As Mantovani crackled to a halt, the Bs, who were both purpally attired as usual, turned to face each other and, like a pair of Sumo wrestlers, deeply bowed. Their audience remained deeply unimpressed. Undeterred, Mr B advanced to the blackboard and proceeded to chalk out the basic steps in the same way that he had chalked out the details of rugby union's offside rules the week before. How attractive suddenly appeared the prospect of an afternoon in the cold autumn mud of the rugby field! Who on earth had dreamt up this torture? I suspected OMG had put the Bs up to it. The filthy swine. Our dear headmaster had about as much idea of what eleven-year-olds enjoyed as a baked bean had of a Sputnik's propulsion system. I decided to devote a happy half-hour in bed that night to thinking up twenty ways of killing OMG. Torturing him and then killing him. I could stretch him over his big oak desk and then cane him to death. Maybe when he was half-dead, I'd place a blackboard by his ear and scrape my fingernails down it. I would then slice his ear.... As I gaily considered these pleasant possibilities, I heard from Mad Ron's lips the dreaded words: 'All right then, boys. Take your partners!'

Oh God, this was it. I T spells it. A few of the boys shuffled to their feet, and then, realizing their exposure, immediately re-stuck their bottoms to the bench.

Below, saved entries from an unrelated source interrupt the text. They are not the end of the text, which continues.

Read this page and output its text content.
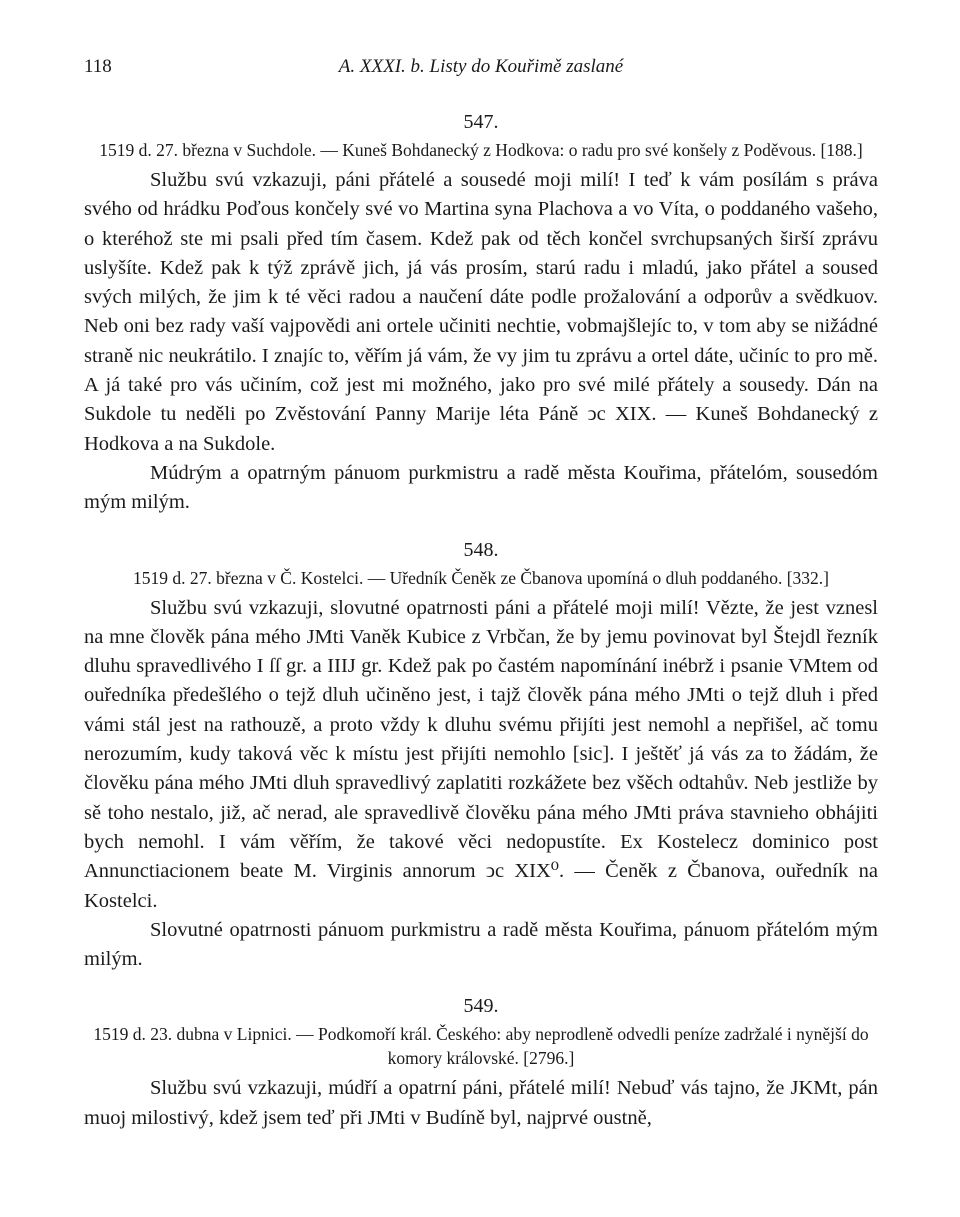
118	A. XXXI. b. Listy do Kouřimě zaslané
547.
1519 d. 27. března v Suchdole. — Kuneš Bohdanecký z Hodkova: o radu pro své konšely z Poděvous. [188.]

Službu svú vzkazuji, páni přátelé a sousedé moji milí! I teď k vám posílám s práva svého od hrádku Poďous končely své vo Martina syna Plachova a vo Víta, o poddaného vašeho, o kteréhož ste mi psali před tím časem. Kdež pak od těch končel svrchupsaných širší zprávu uslyšíte. Kdež pak k týž zprávě jich, já vás prosím, starú radu i mladú, jako přátel a soused svých milých, že jim k té věci radou a naučení dáte podle prožalování a odporův a svědkuov. Neb oni bez rady vaší vajpovědi ani ortele učiniti nechtie, vobmajšlejíc to, v tom aby se nižádné straně nic neukrátilo. I znajíc to, věřím já vám, že vy jim tu zprávu a ortel dáte, učiníc to pro mě. A já také pro vás učiním, což jest mi možného, jako pro své milé přátely a sousedy. Dán na Sukdole tu neděli po Zvěstování Panny Marije léta Páně ↄc XIX. — Kuneš Bohdanecký z Hodkova a na Sukdole.

Múdrým a opatrným pánuom purkmistru a radě města Kouřima, přátelóm, sousedóm mým milým.

548.
1519 d. 27. března v Č. Kostelci. — Uředník Čeněk ze Čbanova upomíná o dluh poddaného. [332.]

Službu svú vzkazuji, slovutné opatrnosti páni a přátelé moji milí! Vězte, že jest vznesl na mne člověk pána mého JMti Vaněk Kubice z Vrbčan, že by jemu povinovat byl Štejdl řezník dluhu spravedlivého I ſſ gr. a IIIJ gr. Kdež pak po častém napomínání inébrž i psanie VMtem od ouředníka předešlého o tejž dluh učiněno jest, i tajž člověk pána mého JMti o tejž dluh i před vámi stál jest na rathouzě, a proto vždy k dluhu svému přijíti jest nemohl a nepřišel, ač tomu nerozumím, kudy taková věc k místu jest přijíti nemohlo [sic]. I ještěť já vás za to žádám, že člověku pána mého JMti dluh spravedlivý zaplatiti rozkážete bez všěch odtahův. Neb jestliže by sě toho nestalo, již, ač nerad, ale spravedlivě člověku pána mého JMti práva stavnieho obhájiti bych nemohl. I vám věřím, že takové věci nedopustíte. Ex Kostelecz dominico post Annunctiacionem beate M. Virginis annorum ↄc XIX⁰. — Čeněk z Čbanova, ouředník na Kostelci.

Slovutné opatrnosti pánuom purkmistru a radě města Kouřima, pánuom přátelóm mým milým.

549.
1519 d. 23. dubna v Lipnici. — Podkomoří král. Českého: aby neprodleně odvedli peníze zadržalé i nynější do komory královské. [2796.]

Službu svú vzkazuji, múdří a opatrní páni, přátelé milí! Nebuď vás tajno, že JKMt, pán muoj milostivý, kdež jsem teď při JMti v Budíně byl, najprvé oustně,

'Come on, boys, don't be shy - the girls won't bite you!' Some girls in my class had the audacity to giggle at this. The swines! (The sows!, I mean.) At least they could sit there and be passive. We ere expected to actually do something. If anything was worse than having to touch a girl, it was having to choose which one to touch. The fifty boys dragged themselves from the safety of the benches and proceeded to cross the Parquet Gulf with all the speed and direction of a nervous platoon crossing an abandoned minefield.

Random as our progress was, the demon dice brought Hopkins and me to within a few yards of Kirkbride and Big Ranshaw. I thought of praying to God for a miracle - for a bomb to devastate the entire school perhaps - when a brainwave came to me from nowhere. Well, maybe it came from God. After all, God was a man and no doubt detested the prospect of having to partner the Virgin Mary at Heaven's Christmas Dance. That halo the Virgin wore looked pretty sharp and if He got too close it could easily damage His Holy Beard. From wheresoever it came, I hissed the gist of my brainwave to my fellow victim: "Oy, 'Oppy. Worrif we both ask 'em at the same time? Then thi 'wun't know 'oo wuz asking 'oo. Thi'd jus' gerrup and choose wun each."

"Yerron", accorded my comrade.

We shuffled up and, in unison, mumbled our tempting offer: 'Jowtow wanna dance laak?' How could they refuse? Before I knew what was happening, my sweaty hand was towing the massive and entirely silent form named Ranshaw to the middle of the Gulf, and The Mad One had once again set the crackling Dansette into motion. Mantovani lurched into his threatening intro and our deranged leader called on his troops fearlessly to place their right arm around the waist of the enemy. Carefully avoiding the enemy's eyes and keeping her at as great a distance as my short arms allowed, I did as was bid. Like every girl at LEGS from October to May, Big Ranshaw was wearing a nicely washed dark green woolly cardigan, and immediately my sweaty right palm began to create matted patches on it.